La otra gran fuente de corrupción fue el regreso de la mafia a lomos del ejército americano tras haber sido barrida de Italia por Mussolini, “único que les había plantado cara”, según Lewis. Porque el gobierno de Roosevelt concedió el indulto a los capos Lucky Luciano y Vito Genovese a cambio de la colaboración de la mafia en el contraespionaje y la posterior invasión de Italia.

Como denunció Lewis, Genovese ejerció de asesor del jefe del gobierno militar y consiguió que los alcaldes de Nápoles y ciudades vecinas fueran hombres de su confianza, protegidos por las autoridades aliadas:

“Estos hechos, que antes eran secretos de Estado, son bien conocidos hoy por el napolitano medio. Pero no se hace nada. Por muchas denuncias que se presenten sobre las actividades de altos funcionarios del gobierno militar, ellos siguen donde están”.

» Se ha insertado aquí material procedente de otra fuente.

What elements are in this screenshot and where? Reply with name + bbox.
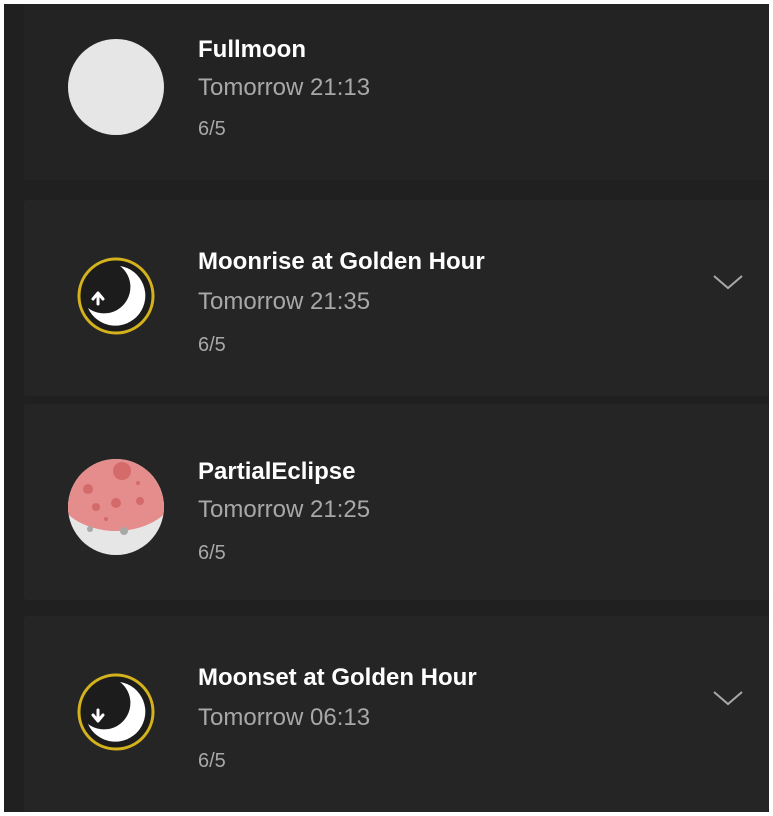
event-time: Tomorrow 21:25 bbox=[198, 496, 371, 523]
partial-eclipse-icon bbox=[68, 459, 164, 555]
event-time: Tomorrow 21:13 bbox=[198, 74, 371, 101]
event-title: Moonset at Golden Hour bbox=[198, 664, 477, 691]
event-title: Moonrise at Golden Hour bbox=[198, 248, 485, 275]
event-time: Tomorrow 06:13 bbox=[198, 704, 371, 731]
event-title: Fullmoon bbox=[198, 36, 306, 63]
event-date: 6/5 bbox=[198, 118, 226, 140]
moon-events-panel: Fullmoon Tomorrow 21:13 6/5 Moonrise at … bbox=[4, 4, 769, 812]
chevron-down-icon[interactable] bbox=[710, 686, 746, 710]
event-item-moonset[interactable]: Moonset at Golden Hour Tomorrow 06:13 6/… bbox=[24, 616, 769, 812]
event-date: 6/5 bbox=[198, 750, 226, 772]
moonset-icon bbox=[76, 672, 156, 752]
event-time: Tomorrow 21:35 bbox=[198, 288, 371, 315]
chevron-down-icon[interactable] bbox=[710, 270, 746, 294]
full-moon-icon bbox=[68, 39, 164, 135]
event-item-fullmoon[interactable]: Fullmoon Tomorrow 21:13 6/5 bbox=[24, 4, 769, 180]
event-title: PartialEclipse bbox=[198, 458, 356, 485]
event-date: 6/5 bbox=[198, 334, 226, 356]
event-item-moonrise[interactable]: Moonrise at Golden Hour Tomorrow 21:35 6… bbox=[24, 200, 769, 396]
event-date: 6/5 bbox=[198, 542, 226, 564]
moonrise-icon bbox=[76, 256, 156, 336]
event-item-partial-eclipse[interactable]: PartialEclipse Tomorrow 21:25 6/5 bbox=[24, 404, 769, 600]
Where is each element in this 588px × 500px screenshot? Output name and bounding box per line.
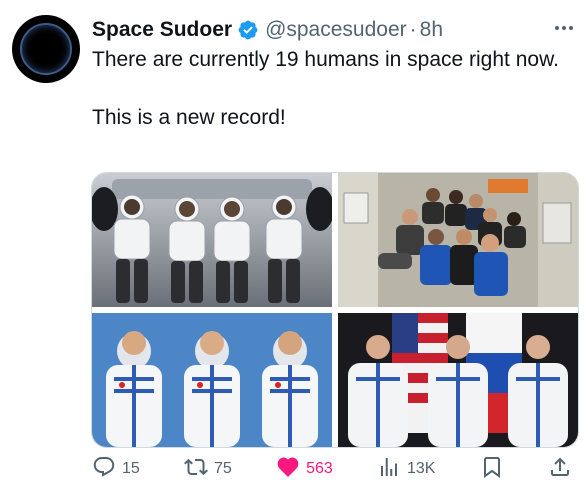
- avatar[interactable]: [12, 15, 80, 83]
- reply-icon: [92, 455, 116, 484]
- avatar-ring: [20, 23, 72, 75]
- views-count: 13K: [407, 460, 436, 477]
- retweet-button[interactable]: 75: [184, 455, 232, 484]
- tweet-time[interactable]: 8h: [420, 18, 443, 42]
- share-icon: [548, 455, 572, 484]
- verified-badge-icon: [237, 19, 259, 41]
- media-divider-horizontal: [92, 307, 578, 313]
- more-icon[interactable]: [552, 16, 576, 45]
- author-handle[interactable]: @spacesudoer: [265, 18, 407, 42]
- like-button[interactable]: 563: [276, 455, 333, 484]
- retweet-count: 75: [214, 460, 232, 477]
- like-count: 563: [306, 460, 333, 477]
- bookmark-button[interactable]: [480, 455, 504, 484]
- reply-count: 15: [122, 460, 140, 477]
- bookmark-icon: [480, 455, 504, 484]
- media-photo-shenzhou-crew[interactable]: [92, 313, 332, 447]
- media-grid: [91, 172, 579, 448]
- tweet-text: There are currently 19 humans in space r…: [92, 48, 559, 129]
- media-photo-soyuz-crew[interactable]: [338, 313, 578, 447]
- views-icon: [377, 455, 401, 484]
- reply-button[interactable]: 15: [92, 455, 140, 484]
- tweet-actions: 15 75 563 13K: [92, 454, 572, 484]
- views-button[interactable]: 13K: [377, 455, 435, 484]
- share-button[interactable]: [548, 455, 572, 484]
- author-name[interactable]: Space Sudoer: [92, 18, 232, 42]
- media-photo-iss-crew[interactable]: [338, 173, 578, 307]
- media-photo-capsule-crew[interactable]: [92, 173, 334, 307]
- separator-dot: ·: [409, 18, 417, 41]
- tweet-header: Space Sudoer @spacesudoer · 8h: [92, 13, 576, 47]
- like-icon: [276, 455, 300, 484]
- retweet-icon: [184, 455, 208, 484]
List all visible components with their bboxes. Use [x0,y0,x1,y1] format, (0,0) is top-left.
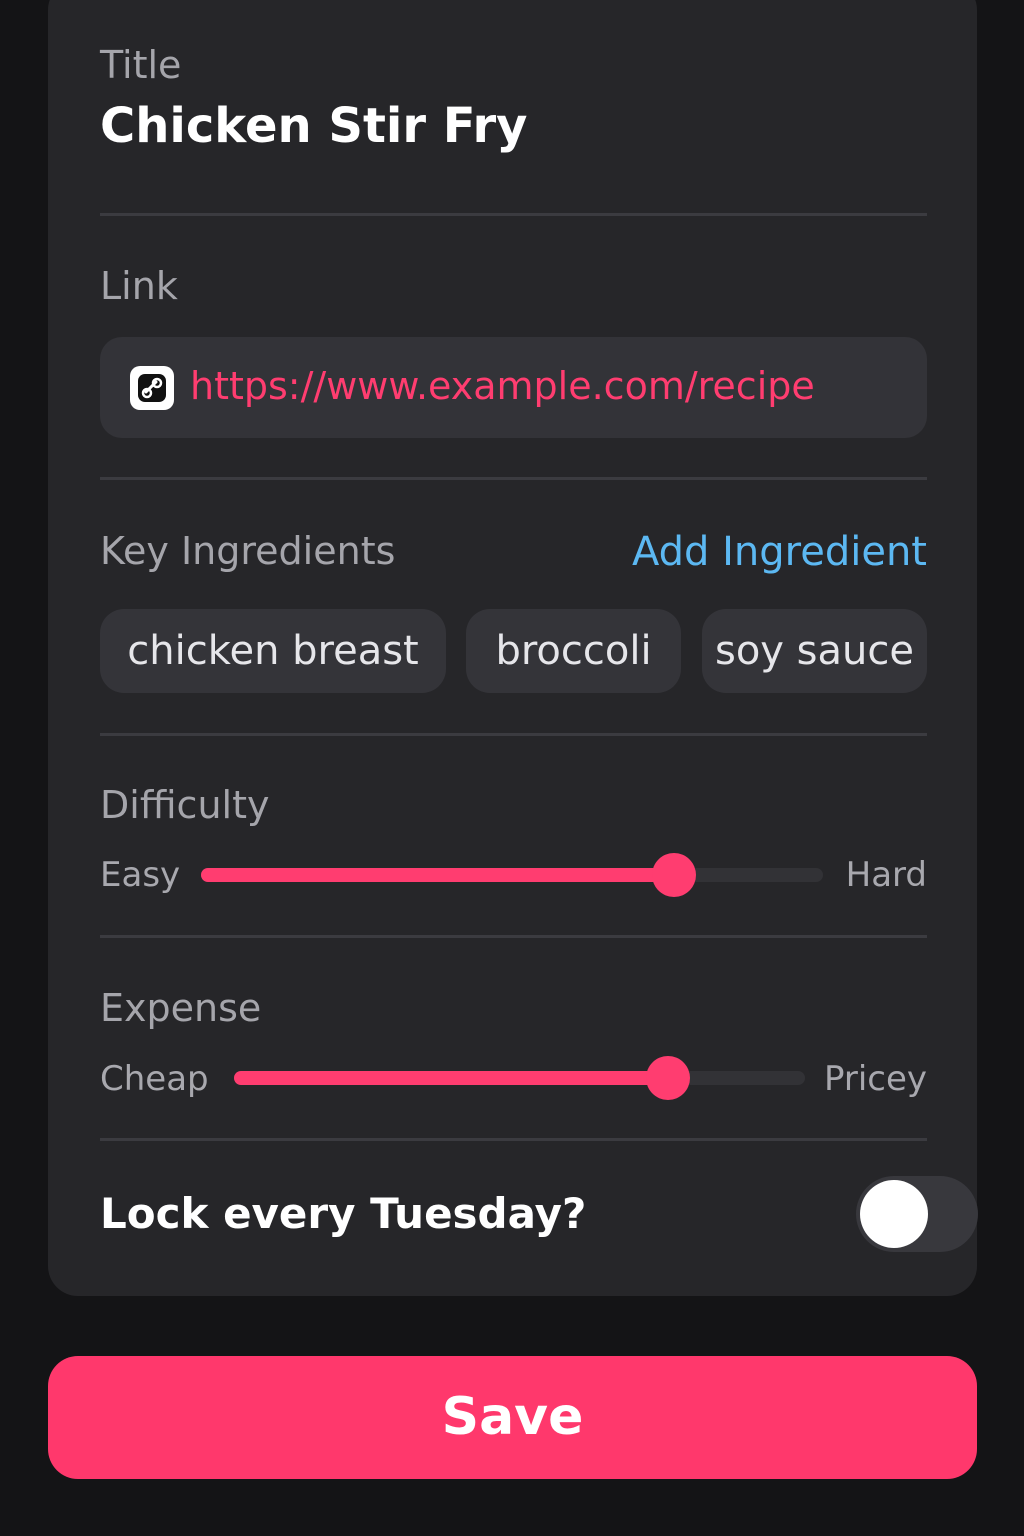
divider [100,477,927,480]
link-field[interactable]: https://www.example.com/recipe [100,337,927,438]
link-url[interactable]: https://www.example.com/recipe [190,367,815,405]
expense-slider-fill [234,1071,668,1085]
add-ingredient-button[interactable]: Add Ingredient [632,532,927,572]
divider [100,1138,927,1141]
recipe-form-card: Title Chicken Stir Fry Link https://www.… [48,0,978,1296]
expense-min-label: Cheap [100,1059,209,1099]
expense-slider[interactable] [234,1056,805,1100]
ingredient-chip[interactable]: soy sauce [702,609,927,693]
title-label: Title [100,43,182,87]
difficulty-slider-thumb[interactable] [651,853,696,897]
expense-slider-thumb[interactable] [645,1056,690,1100]
divider [100,213,927,216]
difficulty-slider-fill [201,868,674,882]
difficulty-label: Difficulty [100,783,270,827]
lock-toggle-knob [860,1180,928,1248]
lock-label: Lock every Tuesday? [100,1189,587,1238]
divider [100,935,927,938]
divider [100,733,927,736]
expense-label: Expense [100,986,262,1030]
link-icon [130,366,174,410]
ingredient-chip[interactable]: chicken breast [100,609,446,693]
ingredient-chip[interactable]: broccoli [466,609,681,693]
save-button[interactable]: Save [48,1356,977,1479]
ingredients-label: Key Ingredients [100,529,396,573]
difficulty-max-label: Hard [845,855,927,895]
lock-toggle[interactable] [856,1176,978,1252]
expense-max-label: Pricey [823,1059,927,1099]
difficulty-min-label: Easy [100,855,181,895]
title-field[interactable]: Chicken Stir Fry [100,102,527,150]
difficulty-slider[interactable] [201,853,823,897]
link-label: Link [100,264,178,308]
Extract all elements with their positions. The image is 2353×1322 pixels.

Otro grave factor desestabilizador surgió como consecuencia de la derrota: el separatismo. Cuando una nación fracasa, es habitual que algunos se sientan tentados de cortar amarras y seguir un camino propio. Así había sucedido veinte años en Renania, que intentó separarse en 1923 de la Alemania recién derrotada. Pero el caso más cercano y conocido por los españoles fue, naturalmente, el de unos separatismos vasco y catalán que despegaron gracias al desatre del 98. En la Italia derrotada en la Segunda Guerra Mundial, las regiones en las que se desarrollaron planes de secesión fueron las meridionales, aspirantes a la reinstauración de una especie de reino de las Dos Sicilias. Como el norte industrializado había sido un baluarte rojo antes del triunfo fascista, algunos sureños soñaron con evitar el peligro de un nuevo ascenso de los socialistas reinstaurando la antigua unión política de Nápoles y Sicilia, para lo cual estaban dispuestos a construir una nueva monarquía cristiana o incluso pasar a ser colonia de Gran Bretaña o estado norteamericano. Curiosamente, en el plan secesionista se incluían medidas tan pintorescas como la demolición de las fábricas, la abolición del automóvil y, en gesto más propio de revolucionarios dieciochescos que de reaccionarios cristianos, el cambio de los nombres de los meses según los dioses romanos.

Por todo esto, Lewis, hombre de una ecuanimidad poco habitual sobre todo en las muy pasionales circunstancias de una guerra, observó que “casi todo el mundo ha empezado a considerar la época del fascismo como un interludio dorado de seguridad y gobierno firme”. Evidentemente, la derrota aplastante y la condena universal que cayó sobre Mussolini y sus aliados del Eje borraron para siempre la nostalgia por el régimen fascista en la inmensa mayoría de los italianos.

La narrada por Lewis es un magnífico ejemplo de esas historias pequeñas que ayudan a comprender y matizar las brillantes palabras de la historia grande.